In 2018, Jake Bjorseth, dropped out of college to pursue a business idea for a Gen Z consulting firm. Today, Bjorseth, 24, runs US-based Trndsttrs, a 30-person ad agency that’s created marketing content for brands including Denny’s, Loreal and The North Face.
In the beginning, he says he was painfully aware that he lacked much of the experience, network and formal education of his older professional counterparts. “Everyone around me told me I was making a mistake,” he says. “But I knew in my soul, subconscious or whatever you want to call it, that if my back was against the wall with no other option, I would figure it out.”
He says was initially surprised when, in 2020, McDonald’s hired his team to create a video thanking essential workers in the early days of Covid-19. “But when the company told us they wanted to reach 18-to-21-year-olds, I realised: we are those consumers. We know these social media platforms inside and out. We haven’t spent years in corporate, and that can be to our advantage.”
Wonderkind’s De Freitas agrees. She says her team’s youth is a boon to the business – for the most part. “They’re creative thinkers. They’re not stuck in their ways.
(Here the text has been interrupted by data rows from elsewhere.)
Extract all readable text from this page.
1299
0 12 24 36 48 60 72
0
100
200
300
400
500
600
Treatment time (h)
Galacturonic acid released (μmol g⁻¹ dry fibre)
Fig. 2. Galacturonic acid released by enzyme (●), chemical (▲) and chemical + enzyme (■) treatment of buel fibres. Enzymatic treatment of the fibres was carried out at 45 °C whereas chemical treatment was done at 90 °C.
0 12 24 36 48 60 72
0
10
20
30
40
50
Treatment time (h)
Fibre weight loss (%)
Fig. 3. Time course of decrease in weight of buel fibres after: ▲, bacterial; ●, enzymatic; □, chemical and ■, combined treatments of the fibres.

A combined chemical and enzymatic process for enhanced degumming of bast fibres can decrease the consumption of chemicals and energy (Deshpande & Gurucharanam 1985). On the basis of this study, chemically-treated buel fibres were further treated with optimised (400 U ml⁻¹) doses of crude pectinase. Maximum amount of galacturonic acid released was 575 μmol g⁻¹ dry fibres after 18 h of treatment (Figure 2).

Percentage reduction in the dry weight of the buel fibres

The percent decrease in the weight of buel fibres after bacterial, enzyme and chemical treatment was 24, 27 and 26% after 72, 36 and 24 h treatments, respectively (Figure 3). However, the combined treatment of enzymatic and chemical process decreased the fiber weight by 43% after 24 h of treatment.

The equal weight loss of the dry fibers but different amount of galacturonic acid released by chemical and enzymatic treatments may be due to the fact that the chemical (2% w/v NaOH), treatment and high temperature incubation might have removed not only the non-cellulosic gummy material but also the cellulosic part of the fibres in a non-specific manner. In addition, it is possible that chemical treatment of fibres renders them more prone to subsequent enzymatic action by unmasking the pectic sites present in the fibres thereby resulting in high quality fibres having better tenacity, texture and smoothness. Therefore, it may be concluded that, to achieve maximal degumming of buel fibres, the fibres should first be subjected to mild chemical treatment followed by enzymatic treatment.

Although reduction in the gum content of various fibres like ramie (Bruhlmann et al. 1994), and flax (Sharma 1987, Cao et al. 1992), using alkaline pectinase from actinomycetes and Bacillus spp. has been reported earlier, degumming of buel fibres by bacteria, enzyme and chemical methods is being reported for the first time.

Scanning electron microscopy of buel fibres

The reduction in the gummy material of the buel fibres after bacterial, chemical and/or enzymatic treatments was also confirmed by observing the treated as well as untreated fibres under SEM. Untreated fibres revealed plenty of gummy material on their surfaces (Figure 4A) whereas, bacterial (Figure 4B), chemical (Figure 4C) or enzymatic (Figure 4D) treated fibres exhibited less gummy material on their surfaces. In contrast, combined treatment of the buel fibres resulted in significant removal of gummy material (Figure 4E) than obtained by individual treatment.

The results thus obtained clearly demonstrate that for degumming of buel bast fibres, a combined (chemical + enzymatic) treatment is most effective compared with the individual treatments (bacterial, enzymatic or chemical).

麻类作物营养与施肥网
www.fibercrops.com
They don’t accept processes and rules just because someone 25 years ago said there was one way to do something.”
Still, occasionally, she says she comes up against problems that she has a hard time solving on her own – and since her team members have even less experience than she has, she can’t necessarily go to them for answers. “So, I turn to mentors and other people I respect. I ask: ‘how did you solve this?’,” she says.
Ultimately, there is no one right age for leadership, say management experts. Inexperience can be both positive and negative. Youth is both an asset and a liability. The right age to lead depends on the individual and the situation, says Webb.
After all, people don’t magically gain the smarts, charisma and self-awareness to guide a company and manage a workforce once they hit their 50s. “I work with plenty of older leaders who lack self-awareness,” she says. “It’s not binary.”